In the twentieth century, this atmosphere was created by a large middle class, universal literacy, broad access to education, a culture of questioning authority and protection for dissenters, and cheap postal rates for printed matter, among other things. In the digital age, if we care about our democratic atmosphere, we need to worry about things like access to technology, the “digital divide,” network neutrality, digital literacy, and technologies to verify that the data on the hard drives hasn’t been tampered with. We also need to ensure access to effective technological tools like cryptography, information security, and other technologies that promote trust in society. Reed Hundt’s fine essay “Saving Privacy” reminds us that government transparency is essential for democracy, that we need to empower individuals in their use of privacy and security tools, and that there will still be an essential role for law to play in the digital world we are building together.

Let’s be sure that intellectual privacy is part of our digital future.

Most of all, though, we need to worry about intellectual privacy. Intellectual privacy is protection from surveillance or interference when we are engaged in the processes of generating ideas– thinking, reading, and speaking with confidantes before our ideas are ready for public consumption. Law has protected intellectual privacy in the past. But the digital revolution has raised the stakes. More and more, the acts of reading, thinking, and private communication are mediated by electronic technologies, including personal computers, smart phones, e-books, and tablets. Whether we call it surveillance or transparency, being watched has effects on behavior. When we watch the NSA or the police, they behave better. And when the police watch us, so do we, whether it is not speeding for some of us or not stealing for others.
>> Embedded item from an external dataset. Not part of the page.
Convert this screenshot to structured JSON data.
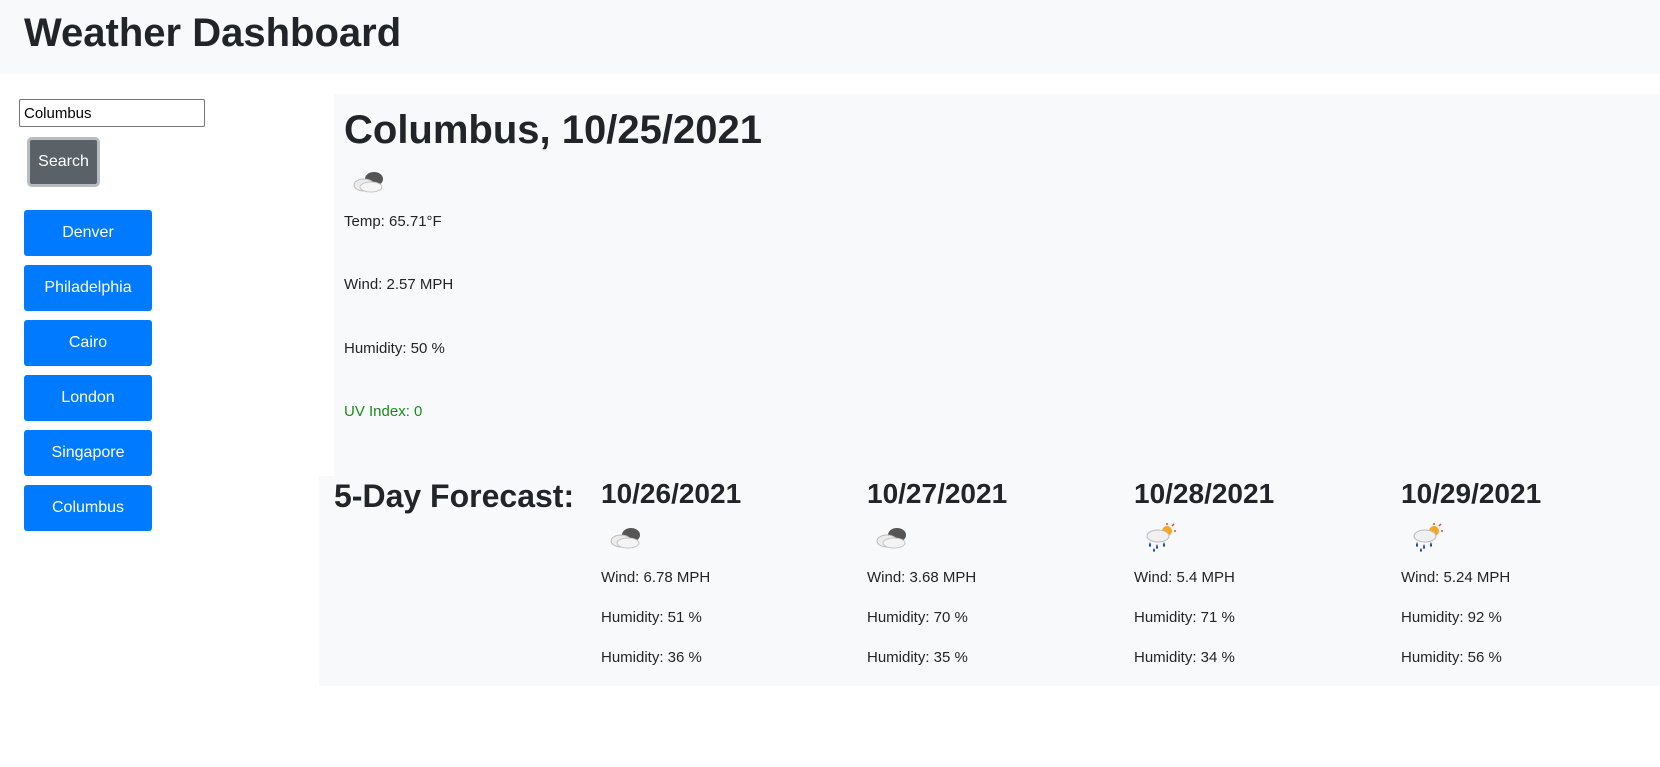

But critically, when we are using computers to read, think, and make sense of the world and engage with ideas, there is no such thing as a bad idea or bad behavior. If our society is to remain free, we must be able to engage with any ideas, whether we agree with them or not. This is true across a range of topics, from Mein Kampf to the Vagina Monologues, and from erotica to Fox News. But constant, unrelenting, perpetual surveillance of our tastes in politics, art, literature, TV, or sex will drive our reading (and by extension our tastes) to the mainstream, the boring, and the bland. As we build our digital society, we need to ensure that we carve out and protect the intellectual privacy that political freedom requires to survive.

Fifteen years ago, the Internet was heralded as a great forum for intellectual liberation—a place to think for ourselves and meet like- (and different-) minded people unmediated by censors or surveillance. Yet, incrementally, the Internet has been transformed from a place of anarchic freedom to something much closer to an environment of total tracking and total control. All too often, it may seem like the digital future is unfolding before our eyes in some kind of natural and unstoppable evolution. But the final state of Internet architecture is not inevitable, nor is it unchangeable. It is up for grabs. In the end, the choices we make now about surveillance and privacy, about freedom and control in the digital environment will define the society of the very near future. I fear that the “privacy is dead” rhetoric is masking a sinister shift, from a world in which individuals have privacy but exercise transparency over the powerful institutions in their lives, to a world in which our lives are transparent but the powerful institutions are opaque.  That’s a pretty scary future, and one which we’ve told ourselves for decades that we don’t want.  The availability of cheap smartphones and free apps shouldn’t change that.  We should choose both control of our digital information and the benefits of our digital tools.  We can make that choice, but the “privacy is dead” rhetoric is obscuring the existence of the choice.

Let’s realize that privacy—some system of rules governing information—is inevitable, and argue instead about what kind of digital society we are building under the rhetoric.  If we care about living in a society with free speech and free minds, let’s be sure that intellectual privacy is part of our digital future.